Lawmakers Dispute Accuracy and Fairness of New Vaccine Report
By Jeff Levine in WebMD Medical News
http://my.webmd.com/content/article/1728.78408
Washington — A report that virtually cleared the measles-mumps-rubella vaccine as a possible cause of autism came under withering attack on Capitol Hill Wednesday, with legislators questioning the document’s accuracy and integrity. Chairman Dan Burton (R-Ind.) of the House Committee on Government Reform said the analysis was a “disservice to the American people.”
The study, which was published Monday, said that the universally used preventive shot apparently doesn’t cause the incurable brain disorder.

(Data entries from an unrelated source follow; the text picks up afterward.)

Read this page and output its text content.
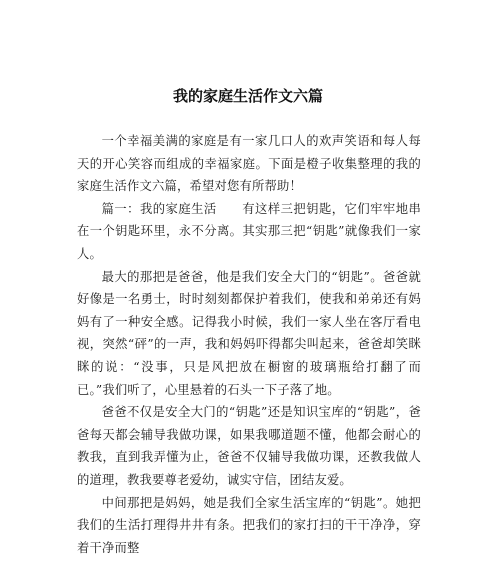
我的家庭生活作文六篇

一个幸福美满的家庭是有一家几口人的欢声笑语和每人每天的开心笑容而组成的幸福家庭。下面是橙子收集整理的我的家庭生活作文六篇，希望对您有所帮助！

篇一：我的家庭生活　　有这样三把钥匙，它们牢牢地串在一个钥匙环里，永不分离。其实那三把“钥匙”就像我们一家人。

最大的那把是爸爸，他是我们安全大门的“钥匙”。爸爸就好像是一名勇士，时时刻刻都保护着我们，使我和弟弟还有妈妈有了一种安全感。记得我小时候，我们一家人坐在客厅看电视，突然“砰”的一声，我和妈妈吓得都尖叫起来，爸爸却笑眯眯的说：“没事，只是风把放在橱窗的玻璃瓶给打翻了而已。”我们听了，心里悬着的石头一下子落了地。

爸爸不仅是安全大门的“钥匙”还是知识宝库的“钥匙”，爸爸每天都会辅导我做功课，如果我哪道题不懂，他都会耐心的教我，直到我弄懂为止，爸爸不仅辅导我做功课，还教我做人的道理，教我要尊老爱幼，诚实守信，团结友爱。

中间那把是妈妈，她是我们全家生活宝库的“钥匙”。她把我们的生活打理得井井有条。把我们的家打扫的干干净净，穿着干净而整
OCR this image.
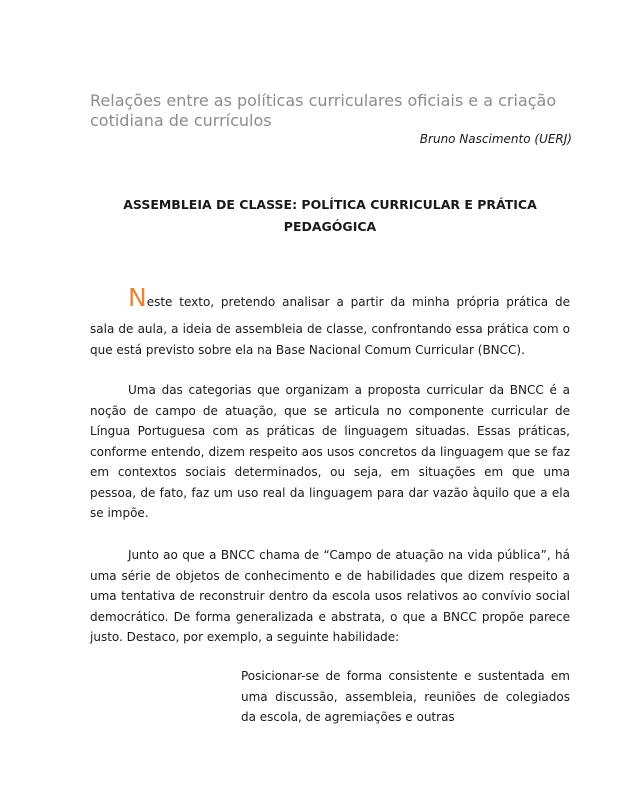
Relações entre as políticas curriculares oficiais e a criação cotidiana de currículos
Bruno Nascimento (UERJ)
ASSEMBLEIA DE CLASSE: POLÍTICA CURRICULAR E PRÁTICA PEDAGÓGICA
Neste texto, pretendo analisar a partir da minha própria prática de
sala de aula, a ideia de assembleia de classe, confrontando essa prática com o que está previsto sobre ela na Base Nacional Comum Curricular (BNCC).
Uma das categorias que organizam a proposta curricular da BNCC é a noção de campo de atuação, que se articula no componente curricular de Língua Portuguesa com as práticas de linguagem situadas. Essas práticas, conforme entendo, dizem respeito aos usos concretos da linguagem que se faz em contextos sociais determinados, ou seja, em situações em que uma pessoa, de fato, faz um uso real da linguagem para dar vazão àquilo que a ela se impõe.
Junto ao que a BNCC chama de “Campo de atuação na vida pública”, há uma série de objetos de conhecimento e de habilidades que dizem respeito a uma tentativa de reconstruir dentro da escola usos relativos ao convívio social democrático. De forma generalizada e abstrata, o que a BNCC propõe parece justo. Destaco, por exemplo, a seguinte habilidade:
Posicionar-se de forma consistente e sustentada em uma discussão, assembleia, reuniões de colegiados da escola, de agremiações e outras
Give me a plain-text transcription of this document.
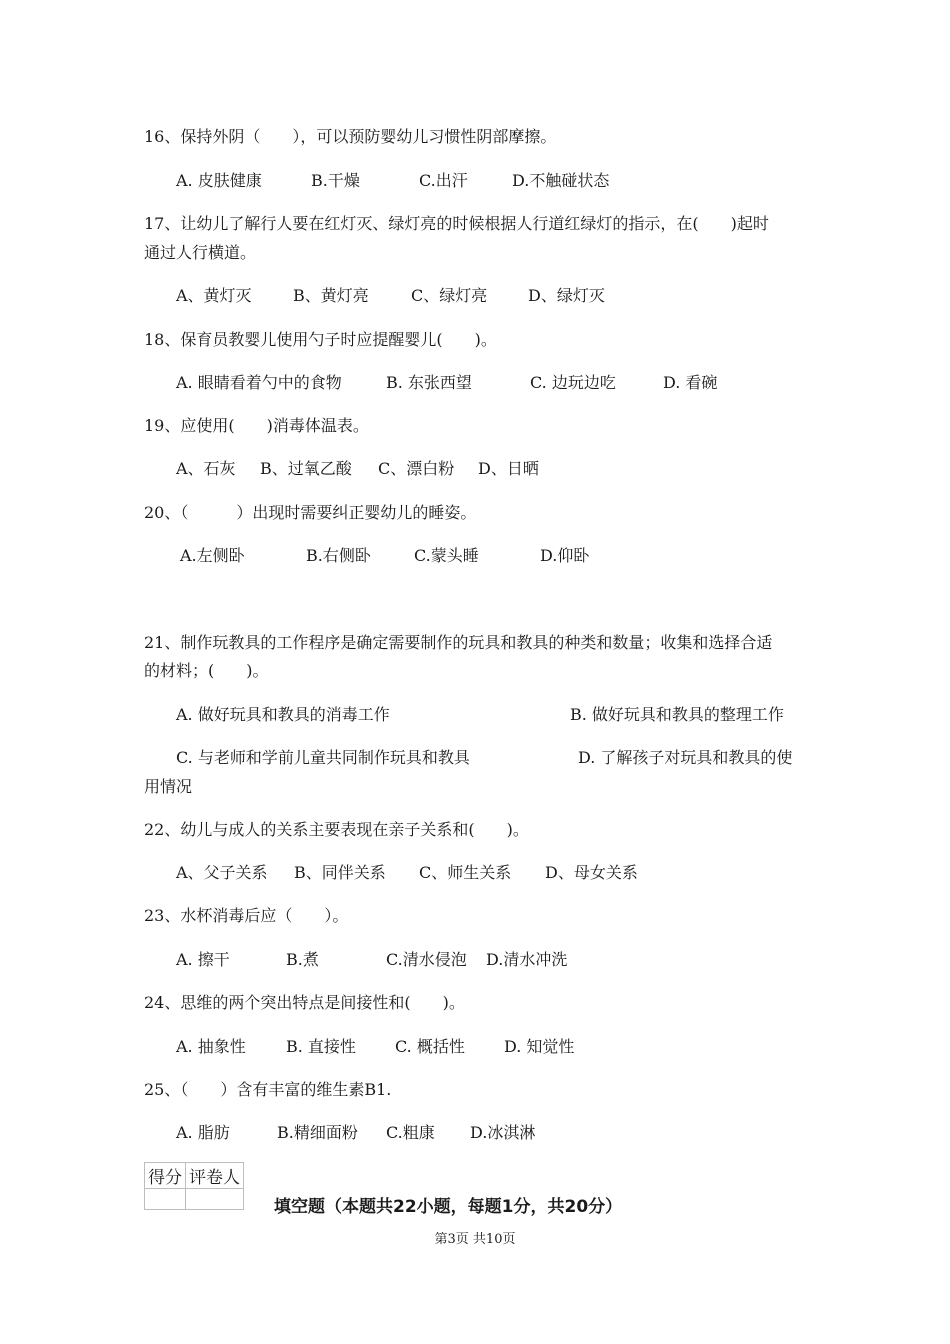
16、保持外阴（　　），可以预防婴幼儿习惯性阴部摩擦。
A. 皮肤健康	B.干燥	C.出汗	D.不触碰状态
17、让幼儿了解行人要在红灯灭、绿灯亮的时候根据人行道红绿灯的指示，在(　　)起时
通过人行横道。
A、黄灯灭	B、黄灯亮	C、绿灯亮	D、绿灯灭
18、保育员教婴儿使用勺子时应提醒婴儿(　　)。
A. 眼睛看着勺中的食物	B. 东张西望	C. 边玩边吃	D. 看碗
19、应使用(　　)消毒体温表。
A、石灰 B、过氧乙酸 C、漂白粉 D、日晒
20、（　　　）出现时需要纠正婴幼儿的睡姿。
A.左侧卧	B.右侧卧	C.蒙头睡	D.仰卧
21、制作玩教具的工作程序是确定需要制作的玩具和教具的种类和数量；收集和选择合适
的材料；(　　)。
A. 做好玩具和教具的消毒工作	B. 做好玩具和教具的整理工作
C. 与老师和学前儿童共同制作玩具和教具	D. 了解孩子对玩具和教具的使
用情况
22、幼儿与成人的关系主要表现在亲子关系和(　　)。
A、父子关系 B、同伴关系 C、师生关系 D、母女关系
23、水杯消毒后应（　　）。
A. 擦干	B.煮	C.清水侵泡 D.清水冲洗
24、思维的两个突出特点是间接性和(　　)。
A. 抽象性	B. 直接性 C. 概括性 D. 知觉性
25、（　　）含有丰富的维生素B1.
A. 脂肪	B.精细面粉 C.粗康 D.冰淇淋
得分	评卷人

填空题（本题共22小题，每题1分，共20分）
第3页 共10页
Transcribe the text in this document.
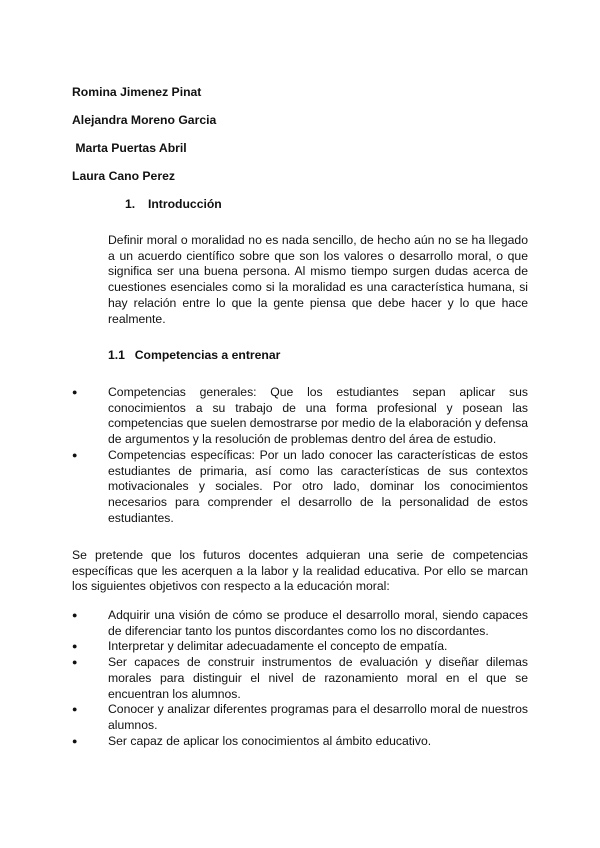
Romina Jimenez Pinat
Alejandra Moreno Garcia
Marta Puertas Abril
Laura Cano Perez
1. Introducción

Definir moral o moralidad no es nada sencillo, de hecho aún no se ha llegado a un acuerdo científico sobre que son los valores o desarrollo moral, o que significa ser una buena persona. Al mismo tiempo surgen dudas acerca de cuestiones esenciales como si la moralidad es una característica humana, si hay relación entre lo que la gente piensa que debe hacer y lo que hace realmente.

1.1 Competencias a entrenar
● Competencias generales: Que los estudiantes sepan aplicar sus conocimientos a su trabajo de una forma profesional y posean las competencias que suelen demostrarse por medio de la elaboración y defensa de argumentos y la resolución de problemas dentro del área de estudio.
● Competencias específicas: Por un lado conocer las características de estos estudiantes de primaria, así como las características de sus contextos motivacionales y sociales. Por otro lado, dominar los conocimientos necesarios para comprender el desarrollo de la personalidad de estos estudiantes.

Se pretende que los futuros docentes adquieran una serie de competencias específicas que les acerquen a la labor y la realidad educativa. Por ello se marcan los siguientes objetivos con respecto a la educación moral:

● Adquirir una visión de cómo se produce el desarrollo moral, siendo capaces de diferenciar tanto los puntos discordantes como los no discordantes.
● Interpretar y delimitar adecuadamente el concepto de empatía.
● Ser capaces de construir instrumentos de evaluación y diseñar dilemas morales para distinguir el nivel de razonamiento moral en el que se encuentran los alumnos.
● Conocer y analizar diferentes programas para el desarrollo moral de nuestros alumnos.
● Ser capaz de aplicar los conocimientos al ámbito educativo.
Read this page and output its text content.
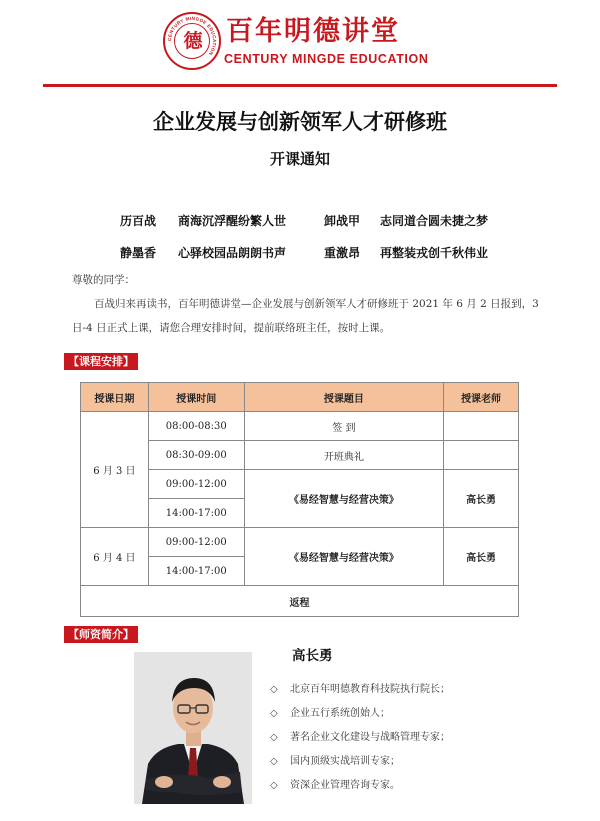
CENTURY MINGDE EDUCATION
德 百年明德讲堂
CENTURY MINGDE EDUCATION
企业发展与创新领军人才研修班
开课通知
历百战 商海沉浮醒纷繁人世	卸战甲 志同道合圆未捷之梦
静墨香 心驿校园品朗朗书声	重激昂 再整装戎创千秋伟业
尊敬的同学：
百战归来再读书，百年明德讲堂—企业发展与创新领军人才研修班于 2021 年 6 月 2 日报到，3
日-4 日正式上课，请您合理安排时间，提前联络班主任，按时上课。
【课程安排】
授课日期	授课时间	授课题目	授课老师
6 月 3 日	08:00-08:30	签 到	
	08:30-09:00	开班典礼	
	09:00-12:00	《易经智慧与经营决策》	高长勇
	14:00-17:00		
6 月 4 日	09:00-12:00	《易经智慧与经营决策》	高长勇
	14:00-17:00		
返程			
【师资简介】
高长勇
◇ 北京百年明德教育科技院执行院长；
◇ 企业五行系统创始人；
◇ 著名企业文化建设与战略管理专家；
◇ 国内顶级实战培训专家；
◇ 资深企业管理咨询专家。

Still, the panel of experts assembled by the National Academy of Sciences’ Institute of Medicine (IOM) couldn’t completely rule out the link between the disease and the vaccine in a small number of children. The ambiguity of the findings infuriated Burton, who is holding two days of hearings this week on the skyrocketing rate of autism in the United States.
“You put out a report to the people of this country, saying the [MMR vaccine] doesn’t cause autism … and then you’ve got an out in the back of the thing, and you can’t tell me, the committee chairman, under oath, that there’s no causal link, because you just don’t know, do you?” Burton asked Marie McCormick, MD, ScD, of the Harvard School of Public Health and IOM panel chairwoman.
“I don’t know,” responded McCormick after saying earlier that the door was still open and that the theory had not been disproved. Her brother, incidentally, has two autistic children.
It’s estimated that the number of children affected by this
condition has grown from 4 per 10,000 five years ago to one in 500 children today.
The symptoms range from violent behavior to total withdrawal. Burton’s grandson Christian reportedly developed the disease after receiving vaccines that are routinely recommended by federal health officials. And the public figure has adopted the vaccine safety issue as a political and personal crusade. The congressman was also angered that two of the report’s reviewers are believed to have had financial ties to the pharmaceutical industry.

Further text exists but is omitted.